New Orleans has had a ban on government use of facial recognition, as well as predictive policing technologies, since December 2020. (The ban is similar to that found in some other cities, including Boston, Portland and San Francisco.) A recent string of shootings and robberies led Cantrell to support a full reversal of the ban, which the city implemented after the New Orleans Police Department admitted to using facial recognition technology after years of denying that the city owned any such technology.
The new ordinance would enable city law enforcement to use facial recognition technology on certain sex crimes, violent crimes or crimes against minors, as well as use surveillance technology to locate suspects of violent or sex crimes with a warrant.
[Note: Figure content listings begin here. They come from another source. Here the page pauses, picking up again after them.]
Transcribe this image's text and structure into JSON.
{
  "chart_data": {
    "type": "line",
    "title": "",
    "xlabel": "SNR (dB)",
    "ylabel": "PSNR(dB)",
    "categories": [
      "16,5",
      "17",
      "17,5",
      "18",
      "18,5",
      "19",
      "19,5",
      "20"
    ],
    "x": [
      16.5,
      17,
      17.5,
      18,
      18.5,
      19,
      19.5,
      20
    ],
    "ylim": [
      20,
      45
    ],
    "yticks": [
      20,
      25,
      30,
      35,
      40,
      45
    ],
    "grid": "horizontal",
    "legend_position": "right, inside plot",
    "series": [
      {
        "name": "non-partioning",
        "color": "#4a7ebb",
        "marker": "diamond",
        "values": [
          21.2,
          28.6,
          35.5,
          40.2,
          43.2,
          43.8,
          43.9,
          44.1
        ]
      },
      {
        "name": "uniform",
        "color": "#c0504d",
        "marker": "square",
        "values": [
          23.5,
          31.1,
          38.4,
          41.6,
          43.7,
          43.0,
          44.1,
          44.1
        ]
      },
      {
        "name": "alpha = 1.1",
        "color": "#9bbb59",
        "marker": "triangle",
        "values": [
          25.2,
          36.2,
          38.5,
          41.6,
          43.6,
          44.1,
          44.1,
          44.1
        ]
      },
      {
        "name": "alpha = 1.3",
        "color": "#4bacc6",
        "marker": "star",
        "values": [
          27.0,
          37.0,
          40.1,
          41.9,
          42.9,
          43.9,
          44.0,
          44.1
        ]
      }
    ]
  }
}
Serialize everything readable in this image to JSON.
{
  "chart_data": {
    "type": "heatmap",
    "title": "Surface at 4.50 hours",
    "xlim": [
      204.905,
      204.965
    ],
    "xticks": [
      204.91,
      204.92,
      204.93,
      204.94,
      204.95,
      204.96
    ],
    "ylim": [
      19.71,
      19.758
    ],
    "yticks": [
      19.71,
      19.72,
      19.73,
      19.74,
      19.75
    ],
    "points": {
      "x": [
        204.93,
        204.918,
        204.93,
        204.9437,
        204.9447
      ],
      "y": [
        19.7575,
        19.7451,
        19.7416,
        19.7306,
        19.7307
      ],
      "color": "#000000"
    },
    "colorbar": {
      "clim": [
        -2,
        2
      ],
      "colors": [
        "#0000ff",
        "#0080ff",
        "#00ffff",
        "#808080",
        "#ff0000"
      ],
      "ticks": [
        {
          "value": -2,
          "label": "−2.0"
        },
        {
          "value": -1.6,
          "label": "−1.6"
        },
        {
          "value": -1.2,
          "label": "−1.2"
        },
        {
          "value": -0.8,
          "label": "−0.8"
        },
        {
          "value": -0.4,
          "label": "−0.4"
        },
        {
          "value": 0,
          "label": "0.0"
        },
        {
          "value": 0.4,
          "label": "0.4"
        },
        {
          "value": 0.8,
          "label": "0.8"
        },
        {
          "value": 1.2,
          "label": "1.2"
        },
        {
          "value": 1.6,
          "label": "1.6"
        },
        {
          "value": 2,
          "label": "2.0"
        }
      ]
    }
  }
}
The reversal would buck the trend of cities banning policing technologies out of concerns that the technologies are racially biased. Organizations including the Eye on Surveillance Coalition, a New Orleans advocacy group that helped pass the 2020 regulations, in a blog post said reversing the ban to help police catch more criminals would “distract from addressing the root causes of crime.”
“In December 2020, New Orleans City Council banned the use of facial recognition and three other surveillance technologies, in large part because they have been proven rife with racial bias and have resulted in the wrongful arrest and imprisonment of people of color across the country,” the organization wrote.
NOPD Superintendent Shaun Ferguson has said that the city plans to create a facial recognition governance policy if the ban was reversed, though such a policy isn’t complete yet, The Lens reported.
At a Feb. 2 press conference, Cantrell addressed the city’s recent spike in crime.
“Now is not the time to demonstrate a lack of support for our police officers,” Cantrell said. “Now is the time to lend the support needed so that they can again protect and serve and make those arrests.”